⚠️ This extension is under active development. Frequent changes and updates are expected.
SpotBugs for VS Code
Analyze Java code with SpotBugs directly in VS Code. View findings in a dedicated tree view, jump to offending lines, and track issues with VS Code diagnostics.
Features
Analyze a single file or an entire workspace (Maven/Gradle projects)
Group findings by category and pattern with severity icons
Navigate to bug locations in source files with matching diagnostics/squiggles
Export filtered findings to SARIF for code scanning tools
Requirements
Java 11 or later (JDK)
VS Code extension: “Language Support for Java by Red Hat” (redhat.java)
Getting Started
Open a Java project folder in VS Code
Run a command:
“SpotBugs: Analyze this workspace” (spotbugs.runWorkspace)
spotbugs.analysis.priorityThreshold: Report bugs with rank less than or equal to this value (1 = most severe, 20 = least). Default: 9.
spotbugs.analysis.extraAuxClasspaths: Additional SpotBugs aux classpath entries appended after Java LS runtime classpath entries. Supports absolute and workspace-relative jar/directory paths.
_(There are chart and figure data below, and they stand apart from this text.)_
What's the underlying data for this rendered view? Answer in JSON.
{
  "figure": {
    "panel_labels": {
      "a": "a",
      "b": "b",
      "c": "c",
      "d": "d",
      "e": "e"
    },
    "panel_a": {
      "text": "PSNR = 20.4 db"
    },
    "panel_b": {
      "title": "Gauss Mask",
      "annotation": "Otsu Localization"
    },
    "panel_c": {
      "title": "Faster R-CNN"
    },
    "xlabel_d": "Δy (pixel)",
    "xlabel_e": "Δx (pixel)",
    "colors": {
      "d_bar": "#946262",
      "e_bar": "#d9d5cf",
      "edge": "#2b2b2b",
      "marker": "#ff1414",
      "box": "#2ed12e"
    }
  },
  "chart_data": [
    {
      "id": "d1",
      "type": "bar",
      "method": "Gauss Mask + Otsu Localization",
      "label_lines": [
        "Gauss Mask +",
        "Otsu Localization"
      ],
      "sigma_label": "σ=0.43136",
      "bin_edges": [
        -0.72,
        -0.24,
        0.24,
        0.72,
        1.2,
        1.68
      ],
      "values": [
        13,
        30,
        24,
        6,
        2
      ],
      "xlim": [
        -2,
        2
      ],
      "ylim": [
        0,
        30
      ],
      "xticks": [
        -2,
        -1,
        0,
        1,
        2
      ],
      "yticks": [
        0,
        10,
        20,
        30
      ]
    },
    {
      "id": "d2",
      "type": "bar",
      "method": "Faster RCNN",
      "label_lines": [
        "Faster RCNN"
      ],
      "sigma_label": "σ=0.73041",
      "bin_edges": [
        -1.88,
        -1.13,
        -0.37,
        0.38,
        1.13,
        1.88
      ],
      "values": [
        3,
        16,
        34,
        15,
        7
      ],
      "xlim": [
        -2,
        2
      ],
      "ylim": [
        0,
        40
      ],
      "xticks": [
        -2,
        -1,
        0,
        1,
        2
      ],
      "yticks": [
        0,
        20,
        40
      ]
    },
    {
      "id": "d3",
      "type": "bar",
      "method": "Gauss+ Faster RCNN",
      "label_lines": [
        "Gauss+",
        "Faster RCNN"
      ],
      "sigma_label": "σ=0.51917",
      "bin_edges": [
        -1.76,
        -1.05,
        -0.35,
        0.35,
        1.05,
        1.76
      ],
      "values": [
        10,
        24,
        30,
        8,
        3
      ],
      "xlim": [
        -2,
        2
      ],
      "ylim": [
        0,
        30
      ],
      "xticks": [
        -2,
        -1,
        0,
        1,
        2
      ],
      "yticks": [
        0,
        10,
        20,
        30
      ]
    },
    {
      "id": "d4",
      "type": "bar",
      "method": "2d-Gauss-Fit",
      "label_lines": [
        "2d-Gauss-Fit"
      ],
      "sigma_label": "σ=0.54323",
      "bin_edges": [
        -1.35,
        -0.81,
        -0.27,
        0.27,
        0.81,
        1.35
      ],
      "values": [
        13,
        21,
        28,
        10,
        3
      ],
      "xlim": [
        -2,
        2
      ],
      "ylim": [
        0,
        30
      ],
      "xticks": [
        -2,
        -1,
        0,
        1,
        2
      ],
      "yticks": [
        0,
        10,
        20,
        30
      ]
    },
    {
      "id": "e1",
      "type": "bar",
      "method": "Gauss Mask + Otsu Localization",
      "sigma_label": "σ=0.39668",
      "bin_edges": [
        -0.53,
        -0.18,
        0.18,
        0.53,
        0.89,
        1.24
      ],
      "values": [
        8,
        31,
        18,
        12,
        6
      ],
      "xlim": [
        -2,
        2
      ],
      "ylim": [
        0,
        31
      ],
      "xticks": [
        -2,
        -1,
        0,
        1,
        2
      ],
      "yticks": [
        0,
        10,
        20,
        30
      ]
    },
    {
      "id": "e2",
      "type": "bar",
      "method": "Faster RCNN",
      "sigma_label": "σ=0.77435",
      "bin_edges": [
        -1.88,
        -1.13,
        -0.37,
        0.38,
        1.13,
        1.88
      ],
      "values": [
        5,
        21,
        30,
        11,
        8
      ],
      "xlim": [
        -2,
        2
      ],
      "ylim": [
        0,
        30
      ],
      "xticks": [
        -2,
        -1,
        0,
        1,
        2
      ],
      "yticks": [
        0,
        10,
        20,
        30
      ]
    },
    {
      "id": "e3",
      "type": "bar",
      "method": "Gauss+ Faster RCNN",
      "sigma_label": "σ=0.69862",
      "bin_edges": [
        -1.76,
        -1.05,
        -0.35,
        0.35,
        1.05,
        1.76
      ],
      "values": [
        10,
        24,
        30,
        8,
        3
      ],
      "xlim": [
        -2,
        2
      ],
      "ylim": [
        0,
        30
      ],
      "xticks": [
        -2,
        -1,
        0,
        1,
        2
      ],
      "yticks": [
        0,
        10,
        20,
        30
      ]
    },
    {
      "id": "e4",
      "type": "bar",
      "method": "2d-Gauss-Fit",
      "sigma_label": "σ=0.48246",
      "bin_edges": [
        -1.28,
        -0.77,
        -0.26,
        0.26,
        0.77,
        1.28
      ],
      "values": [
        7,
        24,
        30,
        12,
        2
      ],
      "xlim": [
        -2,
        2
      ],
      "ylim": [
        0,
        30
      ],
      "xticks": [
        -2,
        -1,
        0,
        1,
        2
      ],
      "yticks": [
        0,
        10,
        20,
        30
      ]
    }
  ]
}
Source target resolution stays separate from aux classpath configuration. SpotBugs uses Java LS runtime classpaths plus any extraAuxClasspaths entries for aux analysis, and falls back to the runner's system classpath only when neither source provides any entries.
Filters
spotbugs.filters.includePaths: SpotBugs XML include filter paths (-include). Supports absolute and workspace-relative paths.
spotbugs.filters.excludePaths: SpotBugs XML exclude filter paths (-exclude). Supports absolute and workspace-relative paths.
spotbugs.filters.excludeBaselineBugsPaths: SpotBugs XML baseline bug collection paths (-excludeBugs). Supports absolute and workspace-relative paths.
If any configured filter file is invalid, analysis stops immediately and an error is shown with a code.